Un certain optimisme. Certains auteurs ont fait valoir des signes encourageant en faveur de cette efficacité. Florian Linditch faisait en effet remarquer que nous étions passé du marché public à l'achat public. Aussi en 2012 il avançait que ces marchés publics, « depuis une dizaine d'années, (n'étaient) plus conçus comme une fin en soi, mais comme un véritable acte économique. »508 Pour lui « marchés et achats sont devenus indissociables et combinent objectifs économiques et respect de la réglementation. »509 Il est certain qu'une prise de conscience a eu lieu. Pour autant des progrès restent nécessaires.

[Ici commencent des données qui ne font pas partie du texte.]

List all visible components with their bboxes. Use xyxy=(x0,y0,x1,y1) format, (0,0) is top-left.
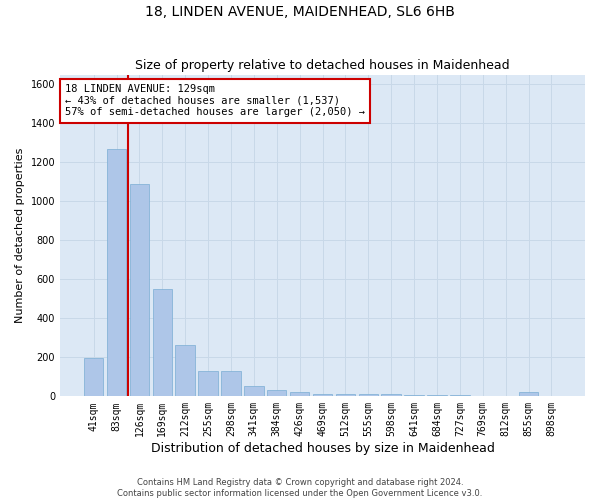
Bar xyxy=(313,394,332,396)
Bar xyxy=(199,371,218,396)
Text: 18, LINDEN AVENUE, MAIDENHEAD, SL6 6HB: 18, LINDEN AVENUE, MAIDENHEAD, SL6 6HB xyxy=(145,5,455,19)
Text: Contains HM Land Registry data © Crown copyright and database right 2024.
Contai: Contains HM Land Registry data © Crown c… xyxy=(118,478,482,498)
Bar xyxy=(382,394,401,396)
Y-axis label: Number of detached properties: Number of detached properties xyxy=(15,148,25,323)
Bar xyxy=(267,390,286,396)
Bar xyxy=(221,371,241,396)
Bar xyxy=(359,394,378,396)
Bar xyxy=(175,344,195,397)
Bar xyxy=(244,386,263,396)
Text: 18 LINDEN AVENUE: 129sqm
← 43% of detached houses are smaller (1,537)
57% of sem: 18 LINDEN AVENUE: 129sqm ← 43% of detach… xyxy=(65,84,365,117)
Bar xyxy=(107,148,126,396)
Bar xyxy=(152,289,172,397)
Title: Size of property relative to detached houses in Maidenhead: Size of property relative to detached ho… xyxy=(135,59,510,72)
Bar xyxy=(130,184,149,396)
Bar xyxy=(335,394,355,396)
Bar xyxy=(519,392,538,396)
Bar xyxy=(290,392,310,396)
X-axis label: Distribution of detached houses by size in Maidenhead: Distribution of detached houses by size … xyxy=(151,442,494,455)
Bar xyxy=(84,358,103,397)
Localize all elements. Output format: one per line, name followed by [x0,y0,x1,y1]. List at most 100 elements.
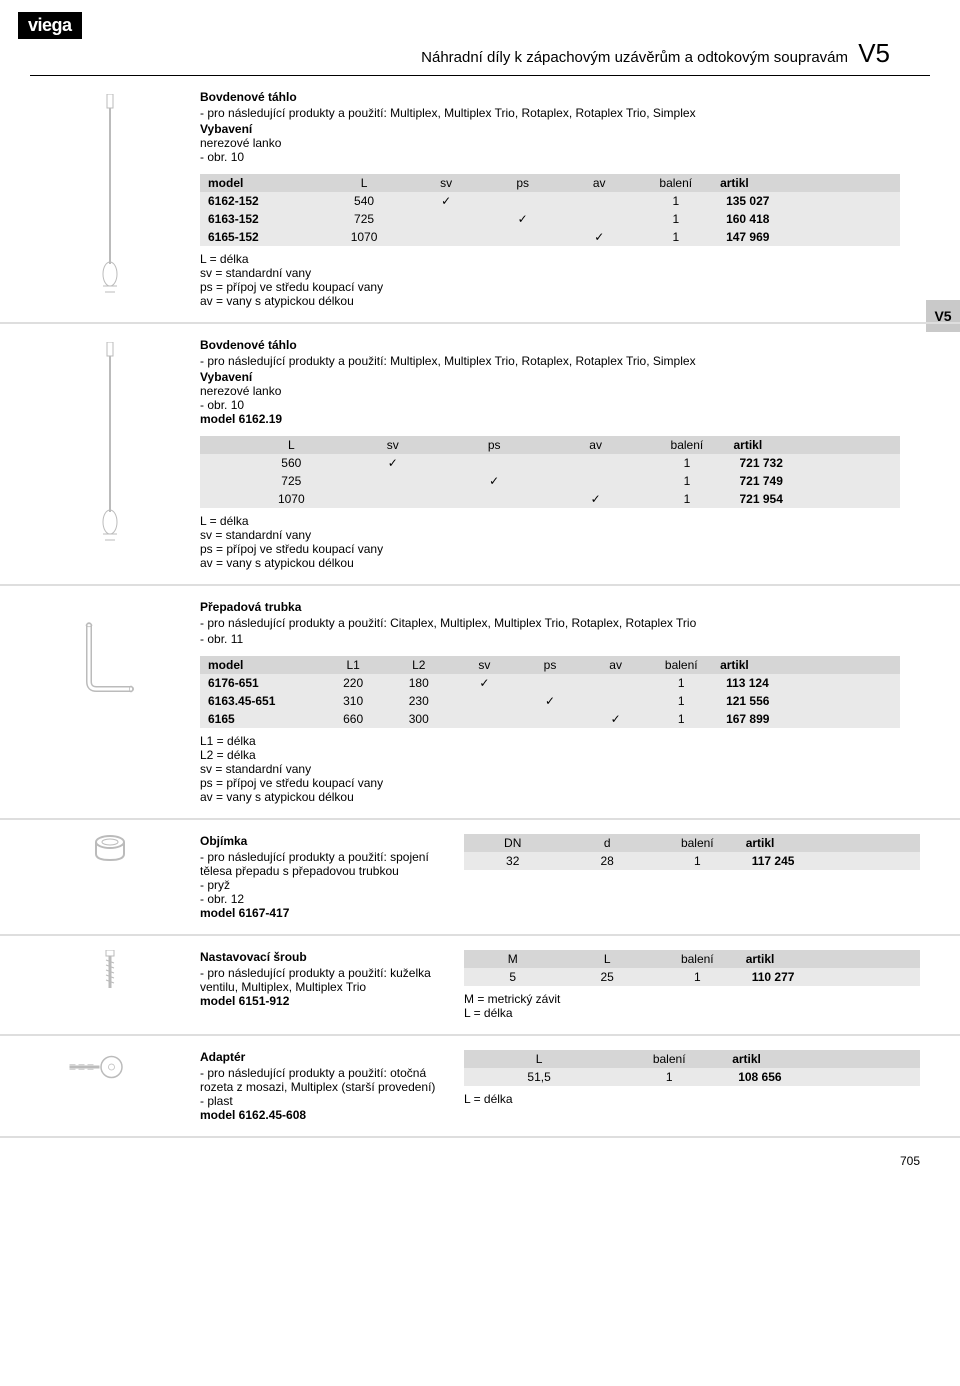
product-title: Adaptér [200,1050,440,1064]
legend-line: L1 = délka [200,734,920,748]
legend-line: av = vany s atypickou délkou [200,790,920,804]
td: 1 [638,228,715,246]
td [517,674,583,692]
legend: L1 = délka L2 = délka sv = standardní va… [200,734,920,804]
th: balení [612,1050,726,1068]
th-artikl: artikl [714,174,812,192]
th: ps [517,656,583,674]
td: 220 [320,674,386,692]
td: 1 [648,674,714,692]
section-adapter: Adaptér pro následující produkty a použi… [0,1036,960,1138]
th: L [241,436,342,454]
td: 6165 [200,710,320,728]
td: 230 [386,692,452,710]
product-table: L balení artikl 51,5 1 108 656 [464,1050,920,1086]
equipment-text: nerezové lanko [200,384,920,398]
legend-line: ps = přípoj ve středu koupací vany [200,776,920,790]
product-title: Bovdenové táhlo [200,338,920,352]
product-desc: pro následující produkty a použití: Mult… [200,354,920,368]
section-bovden-2: Bovdenové táhlo pro následující produkty… [0,324,960,586]
page-title: Náhradní díly k zápachovým uzávěrům a od… [30,0,930,76]
th: balení [655,834,740,852]
td: 32 [464,852,559,870]
legend-line: sv = standardní vany [200,528,920,542]
td: ✓ [443,472,544,490]
td [342,490,443,508]
page-title-text: Náhradní díly k zápachovým uzávěrům a od… [421,49,848,66]
th: sv [452,656,518,674]
product-table: DN d balení artikl 32 28 1 117 245 [464,834,920,870]
th: av [561,174,638,192]
td: 1 [638,192,715,210]
th: balení [646,436,727,454]
table-row: 6165-152 1070 ✓ 1 147 969 [200,228,900,246]
td: 1 [638,210,715,228]
th-artikl: artikl [740,834,835,852]
equipment-label: Vybavení [200,370,920,384]
th: L [320,174,408,192]
legend-line: av = vany s atypickou délkou [200,556,920,570]
legend-line: M = metrický závit [464,992,920,1006]
td: 1 [655,852,740,870]
td-artikl: 113 124 [714,674,812,692]
td: 6162-152 [200,192,320,210]
page-number: 705 [900,1154,920,1168]
td: 1 [612,1068,726,1086]
td: 725 [241,472,342,490]
model-line: model 6162.45-608 [200,1108,440,1122]
td-artikl: 167 899 [714,710,812,728]
td: 1 [646,490,727,508]
td: ✓ [342,454,443,472]
td [452,710,518,728]
legend-line: L = délka [200,514,920,528]
legend-line: sv = standardní vany [200,762,920,776]
td: ✓ [561,228,638,246]
td [452,692,518,710]
table-row: 6163-152 725 ✓ 1 160 418 [200,210,900,228]
td [517,710,583,728]
th: balení [638,174,715,192]
figure-ref: obr. 12 [200,892,440,906]
product-title: Objímka [200,834,440,848]
th: d [559,834,654,852]
logo: viega [18,12,82,39]
th-artikl: artikl [727,436,818,454]
td [583,692,649,710]
legend-line: L2 = délka [200,748,920,762]
td [408,228,485,246]
legend-line: av = vany s atypickou délkou [200,294,920,308]
th: M [464,950,559,968]
product-table: model L1 L2 sv ps av balení artikl 6176-… [200,656,900,728]
td: 180 [386,674,452,692]
td [561,210,638,228]
td: 300 [386,710,452,728]
page-title-code: V5 [858,38,890,68]
section-bovden-1: Bovdenové táhlo pro následující produkty… [0,76,960,324]
equipment-text: nerezové lanko [200,136,920,150]
product-table: model L sv ps av balení artikl 6162-152 … [200,174,900,246]
th [200,436,241,454]
td: 6165-152 [200,228,320,246]
td: ✓ [408,192,485,210]
table-header: DN d balení artikl [464,834,920,852]
td: 1 [648,710,714,728]
td-artikl: 721 954 [727,490,818,508]
model-line: model 6167-417 [200,906,440,920]
td: 28 [559,852,654,870]
table-header: model L sv ps av balení artikl [200,174,900,192]
product-desc: pro následující produkty a použití: spoj… [200,850,440,878]
section-prepadova: Přepadová trubka pro následující produkt… [0,586,960,820]
table-row: 560 ✓ 1 721 732 [200,454,900,472]
table-row: 51,5 1 108 656 [464,1068,920,1086]
legend: L = délka sv = standardní vany ps = příp… [200,252,920,308]
table-row: 32 28 1 117 245 [464,852,920,870]
legend-line: L = délka [464,1006,920,1020]
td: 540 [320,192,408,210]
figure-ref: obr. 10 [200,398,920,412]
td: ✓ [545,490,646,508]
td: ✓ [452,674,518,692]
td: 6163.45-651 [200,692,320,710]
product-table: M L balení artikl 5 25 1 110 277 [464,950,920,986]
illustration-clamp [80,834,140,864]
th: DN [464,834,559,852]
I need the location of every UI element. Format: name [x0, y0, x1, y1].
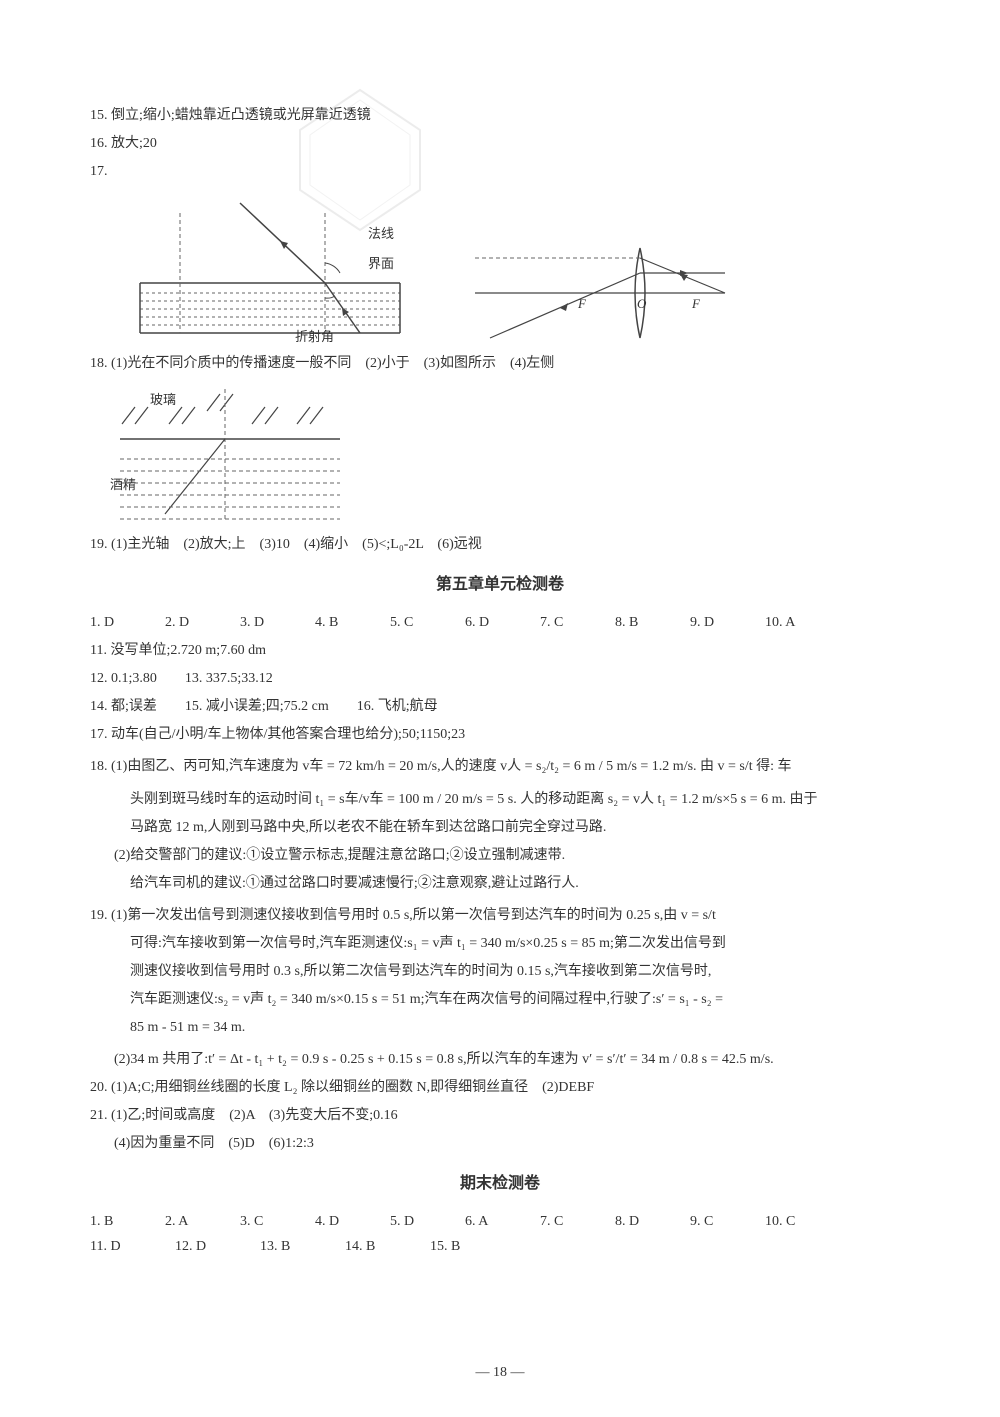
- svg-text:玻璃: 玻璃: [150, 392, 176, 407]
- mc-answer: 3. D: [240, 610, 315, 635]
- svg-text:界面: 界面: [368, 256, 394, 271]
- svg-text:酒精: 酒精: [110, 477, 136, 492]
- answer-q15: 15. 倒立;缩小;蜡烛靠近凸透镜或光屏靠近透镜: [90, 103, 910, 128]
- final-mc2: 11. D12. D13. B14. B15. B: [90, 1234, 910, 1259]
- mc-answer: 6. D: [465, 610, 540, 635]
- ch5-q12-13: 12. 0.1;3.80 13. 337.5;33.12: [90, 666, 910, 691]
- ch5-q20: 20. (1)A;C;用细铜丝线圈的长度 L₂ 除以细铜丝的圈数 N,即得细铜丝…: [90, 1075, 910, 1100]
- mc-answer: 2. A: [165, 1209, 240, 1234]
- ch5-q14-16: 14. 都;误差 15. 减小误差;四;75.2 cm 16. 飞机;航母: [90, 694, 910, 719]
- mc-answer: 11. D: [90, 1234, 175, 1259]
- svg-text:F: F: [577, 296, 587, 311]
- page-content: 15. 倒立;缩小;蜡烛靠近凸透镜或光屏靠近透镜 16. 放大;20 17.: [90, 103, 910, 1259]
- ch5-q17: 17. 动车(自己/小明/车上物体/其他答案合理也给分);50;1150;23: [90, 722, 910, 747]
- page-number: — 18 —: [0, 1360, 1000, 1385]
- mc-answer: 5. D: [390, 1209, 465, 1234]
- mc-answer: 12. D: [175, 1234, 260, 1259]
- mc-answer: 4. D: [315, 1209, 390, 1234]
- mc-answer: 1. D: [90, 610, 165, 635]
- mc-answer: 10. A: [765, 610, 840, 635]
- mc-answer: 7. C: [540, 610, 615, 635]
- ch5-q19-1c: 测速仪接收到信号用时 0.3 s,所以第二次信号到达汽车的时间为 0.15 s,…: [90, 959, 910, 984]
- ch5-q21a: 21. (1)乙;时间或高度 (2)A (3)先变大后不变;0.16: [90, 1103, 910, 1128]
- final-mc1: 1. B2. A3. C4. D5. D6. A7. C8. D9. C10. …: [90, 1209, 910, 1234]
- ch5-q19-1a: 19. (1)第一次发出信号到测速仪接收到信号用时 0.5 s,所以第一次信号到…: [90, 903, 910, 928]
- answer-q18: 18. (1)光在不同介质中的传播速度一般不同 (2)小于 (3)如图所示 (4…: [90, 351, 910, 376]
- mc-answer: 4. B: [315, 610, 390, 635]
- ch5-q19-1b: 可得:汽车接收到第一次信号时,汽车距测速仪:s₁ = v声 t₁ = 340 m…: [90, 931, 910, 956]
- ch5-q19-1d: 汽车距测速仪:s₂ = v声 t₂ = 340 m/s×0.15 s = 51 …: [90, 987, 910, 1012]
- q17-diagram-refraction: 界面 法线 折射角: [130, 193, 410, 343]
- mc-answer: 9. D: [690, 610, 765, 635]
- mc-answer: 1. B: [90, 1209, 165, 1234]
- q18-diagram: 玻璃 酒精: [110, 379, 910, 529]
- answer-q19-chapter: 19. (1)主光轴 (2)放大;上 (3)10 (4)缩小 (5)<;L₀-2…: [90, 532, 910, 557]
- mc-answer: 9. C: [690, 1209, 765, 1234]
- ch5-q18-1b: 头刚到斑马线时车的运动时间 t₁ = s车/v车 = 100 m / 20 m/…: [90, 787, 910, 812]
- ch5-q11: 11. 没写单位;2.720 m;7.60 dm: [90, 638, 910, 663]
- ch5-mc: 1. D2. D3. D4. B5. C6. D7. C8. B9. D10. …: [90, 610, 910, 635]
- final-title: 期末检测卷: [90, 1170, 910, 1199]
- answer-q17-label: 17.: [90, 159, 910, 184]
- ch5-q18-1a: 18. (1)由图乙、丙可知,汽车速度为 v车 = 72 km/h = 20 m…: [90, 754, 910, 779]
- mc-answer: 15. B: [430, 1234, 515, 1259]
- mc-answer: 13. B: [260, 1234, 345, 1259]
- ch5-q18-1c: 马路宽 12 m,人刚到马路中央,所以老农不能在轿车到达岔路口前完全穿过马路.: [90, 815, 910, 840]
- mc-answer: 3. C: [240, 1209, 315, 1234]
- q17-diagram-lens: F O F: [470, 233, 730, 343]
- ch5-q19-2: (2)34 m 共用了:t′ = Δt - t₁ + t₂ = 0.9 s - …: [90, 1047, 910, 1072]
- mc-answer: 5. C: [390, 610, 465, 635]
- mc-answer: 2. D: [165, 610, 240, 635]
- svg-text:F: F: [691, 296, 701, 311]
- mc-answer: 6. A: [465, 1209, 540, 1234]
- svg-text:法线: 法线: [368, 226, 394, 241]
- answer-q16: 16. 放大;20: [90, 131, 910, 156]
- svg-text:O: O: [637, 296, 647, 311]
- ch5-q18-2a: (2)给交警部门的建议:①设立警示标志,提醒注意岔路口;②设立强制减速带.: [90, 843, 910, 868]
- ch5-title: 第五章单元检测卷: [90, 571, 910, 600]
- ch5-q19-1e: 85 m - 51 m = 34 m.: [90, 1015, 910, 1040]
- mc-answer: 8. B: [615, 610, 690, 635]
- ch5-q21b: (4)因为重量不同 (5)D (6)1:2:3: [90, 1131, 910, 1156]
- mc-answer: 7. C: [540, 1209, 615, 1234]
- ch5-q18-2b: 给汽车司机的建议:①通过岔路口时要减速慢行;②注意观察,避让过路行人.: [90, 871, 910, 896]
- mc-answer: 14. B: [345, 1234, 430, 1259]
- svg-text:折射角: 折射角: [295, 329, 334, 343]
- mc-answer: 10. C: [765, 1209, 840, 1234]
- mc-answer: 8. D: [615, 1209, 690, 1234]
- q17-diagrams: 界面 法线 折射角 F O F: [130, 193, 910, 343]
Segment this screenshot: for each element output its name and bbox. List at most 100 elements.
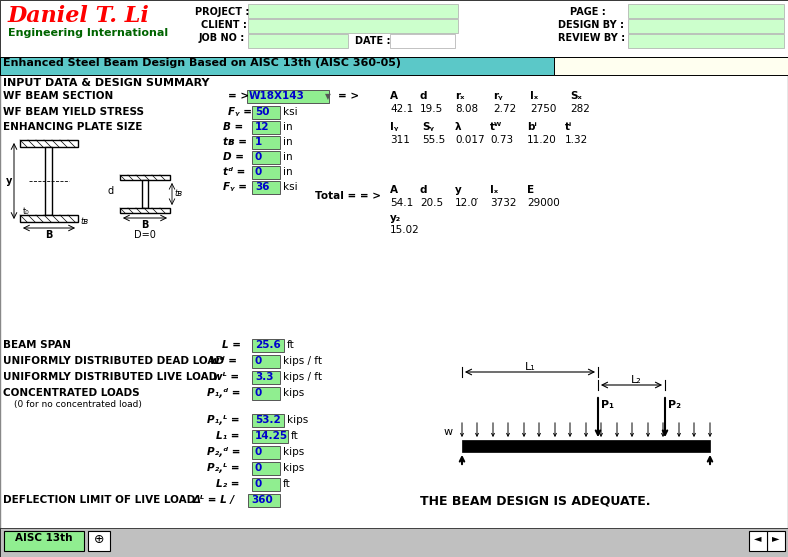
Bar [252,151,280,164]
Text: W18X143: W18X143 [249,91,305,101]
Text: ⊕: ⊕ [94,533,104,546]
Text: P₂,ᴸ =: P₂,ᴸ = [207,463,240,473]
Text: L₂: L₂ [630,375,641,385]
Text: 42.1: 42.1 [390,104,413,114]
Text: Iₓ: Iₓ [490,185,498,195]
Text: Engineering International: Engineering International [8,28,168,38]
Text: kips: kips [283,463,304,473]
Text: y: y [455,185,462,195]
Text: L₁: L₁ [525,362,535,372]
Text: 2750: 2750 [530,104,556,114]
Text: PAGE :: PAGE : [570,7,606,17]
Bar [252,478,280,491]
Text: A: A [390,91,398,101]
Text: 0: 0 [255,447,262,457]
Bar [252,166,280,179]
Text: d: d [420,91,428,101]
Bar [45,147,52,215]
Bar [0,528,788,557]
Text: ksi: ksi [283,107,298,117]
Bar [462,440,710,452]
Bar [120,208,170,213]
Text: Total = = >: Total = = > [315,191,381,201]
Text: bⁱ: bⁱ [527,122,537,132]
Text: Iᵧ: Iᵧ [390,122,399,132]
Bar [4,531,84,551]
Bar [0,0,788,57]
Bar [252,339,284,352]
Text: d: d [108,186,114,196]
Text: ft: ft [287,340,295,350]
Bar [248,19,458,33]
Bar [767,531,785,551]
Text: DEFLECTION LIMIT OF LIVE LOAD: DEFLECTION LIMIT OF LIVE LOAD [3,495,195,505]
Text: B =: B = [223,122,243,132]
Text: 53.2: 53.2 [255,415,281,425]
Text: in: in [283,137,292,147]
Text: tᵂ: tᵂ [490,122,502,132]
Text: 0: 0 [255,152,262,162]
Text: kips / ft: kips / ft [283,372,322,382]
Bar [252,446,280,459]
Text: WF BEAM YIELD STRESS: WF BEAM YIELD STRESS [3,107,144,117]
Text: P₂,ᵈ =: P₂,ᵈ = [207,447,240,457]
Text: 14.25: 14.25 [255,431,288,441]
Text: ′: ′ [476,198,478,208]
Text: DATE :: DATE : [355,36,391,46]
Text: PROJECT :: PROJECT : [195,7,249,17]
Text: 311: 311 [390,135,410,145]
Text: kips: kips [283,447,304,457]
Bar [554,57,788,75]
Text: Fᵧ =: Fᵧ = [223,182,247,192]
Text: BEAM SPAN: BEAM SPAN [3,340,71,350]
Text: 0: 0 [255,463,262,473]
Text: 3.3: 3.3 [255,372,273,382]
Text: ENHANCING PLATE SIZE: ENHANCING PLATE SIZE [3,122,143,132]
Text: tʙ =: tʙ = [223,137,247,147]
Text: Fᵧ =: Fᵧ = [228,107,252,117]
Text: 360: 360 [251,495,273,505]
Text: λ: λ [455,122,462,132]
Text: B: B [46,230,53,240]
Text: ksi: ksi [283,182,298,192]
Text: D =: D = [223,152,244,162]
Bar [252,462,280,475]
Text: D=0: D=0 [134,230,156,240]
Bar [248,4,458,18]
Text: ◄: ◄ [754,533,762,543]
Text: 0: 0 [255,356,262,366]
Text: P₂: P₂ [668,400,681,410]
Text: A: A [390,185,398,195]
Text: E: E [527,185,534,195]
Text: in: in [283,152,292,162]
Bar [252,181,280,194]
Text: 0: 0 [255,167,262,177]
Text: THE BEAM DESIGN IS ADEQUATE.: THE BEAM DESIGN IS ADEQUATE. [420,495,651,508]
Bar [252,430,288,443]
Text: kips / ft: kips / ft [283,356,322,366]
Text: = >: = > [338,91,359,101]
Text: tʙ: tʙ [174,189,182,198]
Bar [252,136,280,149]
Text: UNIFORMLY DISTRIBUTED DEAD LOAD: UNIFORMLY DISTRIBUTED DEAD LOAD [3,356,224,366]
Text: 0.73: 0.73 [490,135,513,145]
Text: t₀: t₀ [23,207,30,216]
Text: L =: L = [222,340,241,350]
Text: 3732: 3732 [490,198,516,208]
Text: 29000: 29000 [527,198,559,208]
Text: in: in [283,167,292,177]
Text: kips: kips [287,415,308,425]
Text: 12.0: 12.0 [455,198,478,208]
Text: kips: kips [283,388,304,398]
Text: 54.1: 54.1 [390,198,413,208]
Bar [628,4,784,18]
Text: y₂: y₂ [390,213,401,223]
Text: DESIGN BY :: DESIGN BY : [558,20,624,30]
Text: INPUT DATA & DESIGN SUMMARY: INPUT DATA & DESIGN SUMMARY [3,78,210,88]
Text: 15.02: 15.02 [390,225,420,235]
Text: 1: 1 [255,137,262,147]
Text: 36: 36 [255,182,269,192]
Text: ft: ft [291,431,299,441]
Bar [252,121,280,134]
Bar [252,414,284,427]
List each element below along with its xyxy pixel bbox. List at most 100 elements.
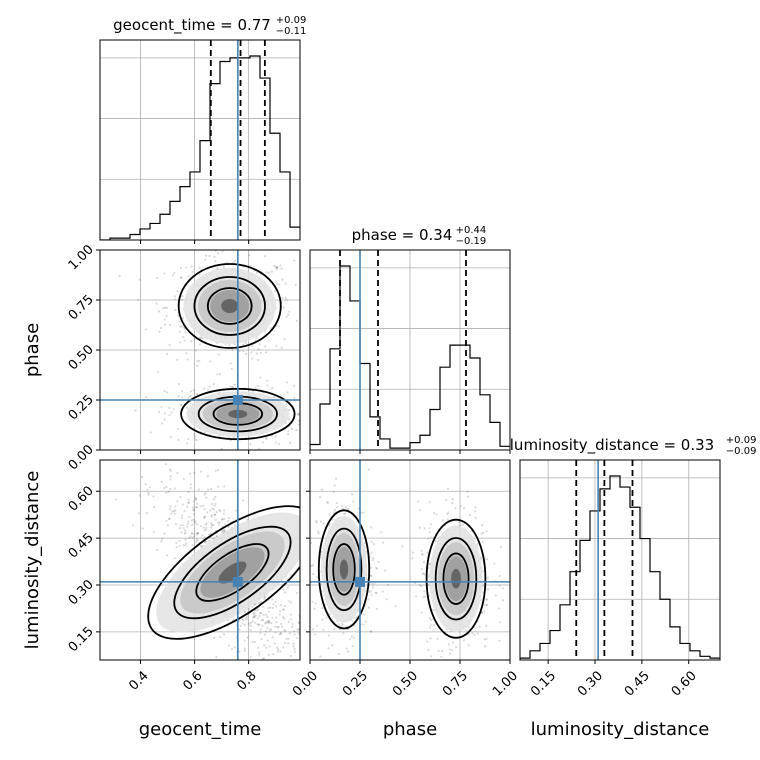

Un objectif d'efficacité au second plan. Pour autant, encore en 2015, une note émanant du Conseil d'Analyse Économique a permis à deux économistes, Stéphane Saussier et le prix Nobel d'économie de 2014, Jean Tirole, de s'exprimer sur les techniques et changements juridiques à faire valoir pour « Renforcer l'efficacité de la commande publique »510. Aussi cette question reste centrale car « si la commande publique doit viser la meilleure performance possible en termes de coûts et de services, elle est régulièrement montrée du doigt pour son inefficacité. »511

De même le Sénat en 2015 a également rédigé un rapport consacré à la commande publique, avec une troisième partie dédiée à la formulation de « propositions (É) pour une commande publique plus simple, plus efficace et au service de l'économie. »512

Ces critiques trouvent un certain écho dans les écrits du Professeur Allaire qui faisaient état en 2009 « d'une tension constante entre la critique des contraintes qu'il fait supporter aux pouvoirs adjudicateurs et la résistance à rompre avec celles-ci. »513. Selon lui la « lourdeur du formalisme » des procédures de marchés publics trouve son origine dans la crainte d'un retour de la corruption qui avait marqué le début des années 90. Pourtant cette inquiétude est selon lui sans fondement, puisque le cadre juridique mis en place concernant le financement des partis politiques avait déjà amplement vidé de leur substance les liens entre corruption et achats publics.

508 F. LINDITCH, « Dix ans de commande publique », art. préc.

509 Ibid.

510 S. SAUSSIER, J. TIROLE, « Renforcer l'efficacité de la commande publique », Art. préc.

511 Ibid.

512 Sénat, « Mission commune d'information sur la commande publique », Op. cit.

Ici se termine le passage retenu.